On April 10, 2015, the Texas Medical Board (the “Board”) voted to adopt stricter regulations governing the practice of telemedicine, which were scheduled to go into effect June 3, 2015 (the “Revised Regulations”).[1]  The Board expected that the Revised Regulations would clarify the scope of services that may be provided in the absence of an in-person physical evaluation, and ensure that (i) telemedicine services are provided at proper locations; (ii) appropriate physician-patient relationships are created; and (iii) Texas residents have expanded access to mental health services.[2]
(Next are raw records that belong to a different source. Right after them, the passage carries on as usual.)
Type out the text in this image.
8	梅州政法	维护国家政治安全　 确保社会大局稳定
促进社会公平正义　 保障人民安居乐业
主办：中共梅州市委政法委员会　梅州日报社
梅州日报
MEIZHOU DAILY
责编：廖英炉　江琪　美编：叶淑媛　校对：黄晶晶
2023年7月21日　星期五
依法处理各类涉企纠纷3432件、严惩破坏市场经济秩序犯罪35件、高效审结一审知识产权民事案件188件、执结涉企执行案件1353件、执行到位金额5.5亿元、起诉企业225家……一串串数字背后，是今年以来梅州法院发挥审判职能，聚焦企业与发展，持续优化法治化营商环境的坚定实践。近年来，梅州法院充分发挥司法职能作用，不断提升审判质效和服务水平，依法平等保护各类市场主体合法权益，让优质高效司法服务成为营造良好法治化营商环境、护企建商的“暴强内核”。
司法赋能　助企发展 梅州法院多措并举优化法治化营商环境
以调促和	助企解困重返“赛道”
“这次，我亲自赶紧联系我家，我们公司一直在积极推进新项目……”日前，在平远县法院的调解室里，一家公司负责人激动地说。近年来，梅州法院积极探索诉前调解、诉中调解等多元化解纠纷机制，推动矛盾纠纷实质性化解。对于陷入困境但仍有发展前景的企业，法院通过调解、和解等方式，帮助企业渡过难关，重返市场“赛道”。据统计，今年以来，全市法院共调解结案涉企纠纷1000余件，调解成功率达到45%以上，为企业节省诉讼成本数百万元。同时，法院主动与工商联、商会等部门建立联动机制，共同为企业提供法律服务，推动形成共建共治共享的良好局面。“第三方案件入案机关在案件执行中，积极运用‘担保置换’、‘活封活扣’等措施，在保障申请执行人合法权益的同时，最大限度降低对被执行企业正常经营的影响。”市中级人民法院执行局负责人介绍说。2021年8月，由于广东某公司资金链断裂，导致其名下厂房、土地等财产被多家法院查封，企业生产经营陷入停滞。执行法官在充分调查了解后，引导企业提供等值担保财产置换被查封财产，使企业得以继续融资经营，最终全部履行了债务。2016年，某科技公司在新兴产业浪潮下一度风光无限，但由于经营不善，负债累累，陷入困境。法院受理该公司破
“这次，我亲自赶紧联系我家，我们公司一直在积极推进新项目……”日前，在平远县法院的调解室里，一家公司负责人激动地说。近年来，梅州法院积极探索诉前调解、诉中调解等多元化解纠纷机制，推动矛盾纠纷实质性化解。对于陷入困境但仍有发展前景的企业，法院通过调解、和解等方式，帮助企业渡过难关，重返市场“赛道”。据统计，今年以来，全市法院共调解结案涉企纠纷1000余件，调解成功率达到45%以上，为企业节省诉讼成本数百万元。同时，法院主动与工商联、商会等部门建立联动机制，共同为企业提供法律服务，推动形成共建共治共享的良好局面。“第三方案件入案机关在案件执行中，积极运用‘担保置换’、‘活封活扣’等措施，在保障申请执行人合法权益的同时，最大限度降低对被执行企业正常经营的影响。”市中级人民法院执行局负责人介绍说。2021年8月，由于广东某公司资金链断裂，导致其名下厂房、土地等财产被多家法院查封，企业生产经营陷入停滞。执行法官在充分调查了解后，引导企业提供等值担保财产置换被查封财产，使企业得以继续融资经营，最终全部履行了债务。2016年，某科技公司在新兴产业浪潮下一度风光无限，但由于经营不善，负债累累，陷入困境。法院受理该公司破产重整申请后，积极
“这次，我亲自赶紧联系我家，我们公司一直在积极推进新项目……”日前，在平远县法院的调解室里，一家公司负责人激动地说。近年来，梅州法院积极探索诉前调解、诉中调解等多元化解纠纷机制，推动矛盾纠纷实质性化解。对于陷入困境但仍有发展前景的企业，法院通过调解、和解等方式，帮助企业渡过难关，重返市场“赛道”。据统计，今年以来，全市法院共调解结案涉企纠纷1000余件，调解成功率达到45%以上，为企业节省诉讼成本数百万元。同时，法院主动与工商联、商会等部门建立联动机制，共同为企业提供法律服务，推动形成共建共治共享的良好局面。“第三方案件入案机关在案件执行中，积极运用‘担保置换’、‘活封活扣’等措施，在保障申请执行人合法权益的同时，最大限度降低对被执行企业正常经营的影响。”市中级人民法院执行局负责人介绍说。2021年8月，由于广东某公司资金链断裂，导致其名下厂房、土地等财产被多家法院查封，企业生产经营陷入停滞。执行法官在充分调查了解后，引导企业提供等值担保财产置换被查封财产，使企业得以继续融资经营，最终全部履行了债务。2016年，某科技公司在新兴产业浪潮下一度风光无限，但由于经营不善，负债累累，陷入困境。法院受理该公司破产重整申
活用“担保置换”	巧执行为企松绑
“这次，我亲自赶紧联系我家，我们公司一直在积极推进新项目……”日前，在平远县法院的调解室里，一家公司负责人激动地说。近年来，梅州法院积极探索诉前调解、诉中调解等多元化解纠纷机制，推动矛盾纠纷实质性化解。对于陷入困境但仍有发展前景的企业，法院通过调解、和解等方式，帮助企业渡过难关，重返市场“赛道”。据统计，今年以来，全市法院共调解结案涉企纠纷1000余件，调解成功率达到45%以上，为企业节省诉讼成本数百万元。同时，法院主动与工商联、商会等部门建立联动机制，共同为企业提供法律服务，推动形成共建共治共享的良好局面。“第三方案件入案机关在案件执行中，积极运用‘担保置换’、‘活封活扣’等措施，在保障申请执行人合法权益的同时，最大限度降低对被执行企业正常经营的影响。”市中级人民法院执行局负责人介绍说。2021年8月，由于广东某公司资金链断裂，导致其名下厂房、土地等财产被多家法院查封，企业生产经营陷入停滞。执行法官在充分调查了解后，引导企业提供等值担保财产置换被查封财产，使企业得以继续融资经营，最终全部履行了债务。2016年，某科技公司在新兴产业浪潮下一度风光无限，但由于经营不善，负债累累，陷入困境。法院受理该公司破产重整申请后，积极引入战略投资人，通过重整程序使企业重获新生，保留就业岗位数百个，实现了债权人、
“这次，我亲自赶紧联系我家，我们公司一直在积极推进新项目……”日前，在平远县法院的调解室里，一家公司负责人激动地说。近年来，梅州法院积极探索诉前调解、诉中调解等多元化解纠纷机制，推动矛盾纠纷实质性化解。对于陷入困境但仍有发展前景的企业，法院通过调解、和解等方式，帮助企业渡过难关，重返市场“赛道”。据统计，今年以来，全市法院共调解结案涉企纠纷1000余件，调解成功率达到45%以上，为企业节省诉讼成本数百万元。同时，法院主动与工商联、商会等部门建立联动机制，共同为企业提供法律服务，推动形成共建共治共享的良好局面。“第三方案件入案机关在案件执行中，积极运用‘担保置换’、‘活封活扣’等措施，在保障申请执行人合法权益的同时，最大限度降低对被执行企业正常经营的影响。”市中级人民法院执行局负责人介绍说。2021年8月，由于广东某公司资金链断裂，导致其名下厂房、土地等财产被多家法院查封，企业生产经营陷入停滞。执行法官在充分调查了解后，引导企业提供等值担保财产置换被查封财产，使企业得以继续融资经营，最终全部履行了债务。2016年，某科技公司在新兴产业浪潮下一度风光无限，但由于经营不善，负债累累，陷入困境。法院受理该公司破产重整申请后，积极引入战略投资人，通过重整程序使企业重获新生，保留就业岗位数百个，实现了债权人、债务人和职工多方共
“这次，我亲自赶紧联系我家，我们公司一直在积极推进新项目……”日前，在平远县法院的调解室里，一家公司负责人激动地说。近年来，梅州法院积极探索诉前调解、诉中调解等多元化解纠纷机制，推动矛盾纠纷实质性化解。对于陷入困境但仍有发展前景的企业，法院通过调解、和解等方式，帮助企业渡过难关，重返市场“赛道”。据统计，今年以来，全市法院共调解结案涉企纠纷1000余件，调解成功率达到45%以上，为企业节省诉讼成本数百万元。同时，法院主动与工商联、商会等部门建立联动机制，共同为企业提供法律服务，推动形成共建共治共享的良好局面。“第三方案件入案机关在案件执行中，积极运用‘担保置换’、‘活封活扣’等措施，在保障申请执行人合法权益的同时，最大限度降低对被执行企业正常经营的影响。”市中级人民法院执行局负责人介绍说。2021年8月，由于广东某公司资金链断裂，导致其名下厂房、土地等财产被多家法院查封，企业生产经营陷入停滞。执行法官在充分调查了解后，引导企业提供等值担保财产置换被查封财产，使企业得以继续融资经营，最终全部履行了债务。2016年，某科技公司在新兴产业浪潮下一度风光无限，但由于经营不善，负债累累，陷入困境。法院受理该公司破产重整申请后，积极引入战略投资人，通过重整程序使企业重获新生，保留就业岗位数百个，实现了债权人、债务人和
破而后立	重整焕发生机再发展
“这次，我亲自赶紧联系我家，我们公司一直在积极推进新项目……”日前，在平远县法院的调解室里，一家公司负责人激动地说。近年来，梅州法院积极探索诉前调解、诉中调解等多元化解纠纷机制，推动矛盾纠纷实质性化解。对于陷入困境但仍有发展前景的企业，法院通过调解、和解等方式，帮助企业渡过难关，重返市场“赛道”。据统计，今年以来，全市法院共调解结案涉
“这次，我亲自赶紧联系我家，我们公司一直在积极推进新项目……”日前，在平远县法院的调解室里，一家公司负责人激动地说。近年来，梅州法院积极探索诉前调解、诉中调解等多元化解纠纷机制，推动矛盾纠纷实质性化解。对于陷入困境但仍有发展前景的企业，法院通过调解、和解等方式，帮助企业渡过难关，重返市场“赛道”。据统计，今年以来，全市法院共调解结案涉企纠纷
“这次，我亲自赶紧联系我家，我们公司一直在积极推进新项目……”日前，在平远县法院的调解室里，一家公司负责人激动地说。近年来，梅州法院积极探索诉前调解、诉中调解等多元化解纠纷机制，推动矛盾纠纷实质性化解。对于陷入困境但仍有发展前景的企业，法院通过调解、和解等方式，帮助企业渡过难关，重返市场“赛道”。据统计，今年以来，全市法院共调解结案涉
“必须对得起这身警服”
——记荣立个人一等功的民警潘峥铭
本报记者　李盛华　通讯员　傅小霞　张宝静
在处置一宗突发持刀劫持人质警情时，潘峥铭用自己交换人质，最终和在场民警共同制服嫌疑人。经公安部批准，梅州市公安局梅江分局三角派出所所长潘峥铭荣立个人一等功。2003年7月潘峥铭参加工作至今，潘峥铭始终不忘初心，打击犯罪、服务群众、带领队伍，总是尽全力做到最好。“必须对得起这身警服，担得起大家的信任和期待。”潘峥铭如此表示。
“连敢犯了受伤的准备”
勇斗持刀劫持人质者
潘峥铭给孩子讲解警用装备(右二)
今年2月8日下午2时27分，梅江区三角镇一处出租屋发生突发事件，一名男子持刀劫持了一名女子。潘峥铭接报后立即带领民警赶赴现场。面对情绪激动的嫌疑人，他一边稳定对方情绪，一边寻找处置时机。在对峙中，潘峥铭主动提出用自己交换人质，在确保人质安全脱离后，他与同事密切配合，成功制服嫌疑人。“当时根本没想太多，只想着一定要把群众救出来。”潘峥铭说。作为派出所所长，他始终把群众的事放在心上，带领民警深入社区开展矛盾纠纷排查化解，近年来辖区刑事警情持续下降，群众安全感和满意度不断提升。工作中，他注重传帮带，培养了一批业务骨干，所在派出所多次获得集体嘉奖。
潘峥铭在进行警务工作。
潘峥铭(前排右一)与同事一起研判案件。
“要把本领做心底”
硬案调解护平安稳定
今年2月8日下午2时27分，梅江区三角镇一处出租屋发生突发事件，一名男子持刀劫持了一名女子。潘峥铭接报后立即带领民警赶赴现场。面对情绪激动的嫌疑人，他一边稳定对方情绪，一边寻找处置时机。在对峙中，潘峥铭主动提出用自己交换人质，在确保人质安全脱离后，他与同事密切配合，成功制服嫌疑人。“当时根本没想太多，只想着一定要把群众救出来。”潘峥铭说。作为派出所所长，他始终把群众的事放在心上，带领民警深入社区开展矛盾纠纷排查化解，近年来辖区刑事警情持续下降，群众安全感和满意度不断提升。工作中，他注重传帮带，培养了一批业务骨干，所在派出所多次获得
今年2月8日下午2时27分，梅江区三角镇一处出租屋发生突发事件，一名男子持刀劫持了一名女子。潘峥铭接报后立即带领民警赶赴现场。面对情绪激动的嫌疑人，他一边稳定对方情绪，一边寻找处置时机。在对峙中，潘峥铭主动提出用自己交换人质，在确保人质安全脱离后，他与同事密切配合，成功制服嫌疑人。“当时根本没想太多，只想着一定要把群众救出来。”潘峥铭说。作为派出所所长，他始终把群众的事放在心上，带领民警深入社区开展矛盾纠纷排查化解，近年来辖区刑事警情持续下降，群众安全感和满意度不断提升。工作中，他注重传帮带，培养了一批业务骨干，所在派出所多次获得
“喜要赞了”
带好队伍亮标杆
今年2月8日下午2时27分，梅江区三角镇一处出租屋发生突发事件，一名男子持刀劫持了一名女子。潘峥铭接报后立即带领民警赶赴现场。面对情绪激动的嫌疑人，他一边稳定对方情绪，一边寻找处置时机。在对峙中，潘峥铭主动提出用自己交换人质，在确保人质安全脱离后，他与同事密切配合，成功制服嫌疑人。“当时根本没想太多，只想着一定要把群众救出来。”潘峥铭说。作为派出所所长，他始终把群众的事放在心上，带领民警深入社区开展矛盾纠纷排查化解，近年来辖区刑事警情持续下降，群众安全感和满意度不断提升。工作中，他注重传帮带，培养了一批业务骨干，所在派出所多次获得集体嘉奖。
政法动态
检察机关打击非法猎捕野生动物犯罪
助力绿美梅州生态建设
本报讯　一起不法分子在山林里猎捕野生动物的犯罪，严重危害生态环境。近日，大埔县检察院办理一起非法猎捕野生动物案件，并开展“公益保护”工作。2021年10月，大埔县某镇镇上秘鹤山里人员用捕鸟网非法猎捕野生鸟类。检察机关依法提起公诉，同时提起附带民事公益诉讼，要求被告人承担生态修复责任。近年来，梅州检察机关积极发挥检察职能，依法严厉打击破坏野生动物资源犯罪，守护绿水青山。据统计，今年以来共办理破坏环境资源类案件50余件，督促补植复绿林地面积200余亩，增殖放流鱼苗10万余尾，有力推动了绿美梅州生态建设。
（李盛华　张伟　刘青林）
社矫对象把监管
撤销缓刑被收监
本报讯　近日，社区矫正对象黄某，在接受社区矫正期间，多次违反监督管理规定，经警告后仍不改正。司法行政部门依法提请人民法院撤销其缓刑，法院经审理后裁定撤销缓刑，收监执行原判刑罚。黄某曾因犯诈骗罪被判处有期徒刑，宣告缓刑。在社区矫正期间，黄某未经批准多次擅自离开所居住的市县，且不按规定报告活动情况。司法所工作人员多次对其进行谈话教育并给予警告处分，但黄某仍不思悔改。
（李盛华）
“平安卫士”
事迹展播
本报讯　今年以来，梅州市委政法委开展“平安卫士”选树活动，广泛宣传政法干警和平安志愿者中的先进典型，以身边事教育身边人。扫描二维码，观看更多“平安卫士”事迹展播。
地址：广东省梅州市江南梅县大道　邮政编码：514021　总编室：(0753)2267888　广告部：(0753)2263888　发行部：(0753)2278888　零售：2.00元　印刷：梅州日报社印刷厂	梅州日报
The Revised Regulations, however, immediately prompted a negative response: on April 29, 2015, a Texas-based telemedicine provider filed suit against the Board, arguing the Revised Regulations stifle competition and, accordingly, violate antitrust law. On May 29, 2015, a federal judge granted the telemedicine provider’s application for a Temporary Restraining Order and Preliminary Injunction, enjoining the Board from implementing and enforcing the Revised Regulations pending final resolution of the antitrust suit.

Revised Regulations
Current Texas telemedicine regulations require providers to establish relationships with patients prior to prescribing drugs or diagnosing health conditions, and prohibit providers from evaluating and treating patients solely through online or telephonic questionnaires.[3]  However, telemedicine providers are permitted to evaluate and treat patients without conducting an in-person physical examination, or otherwise having another health care worker (referred to a patient site presenter) in the same location as the patient.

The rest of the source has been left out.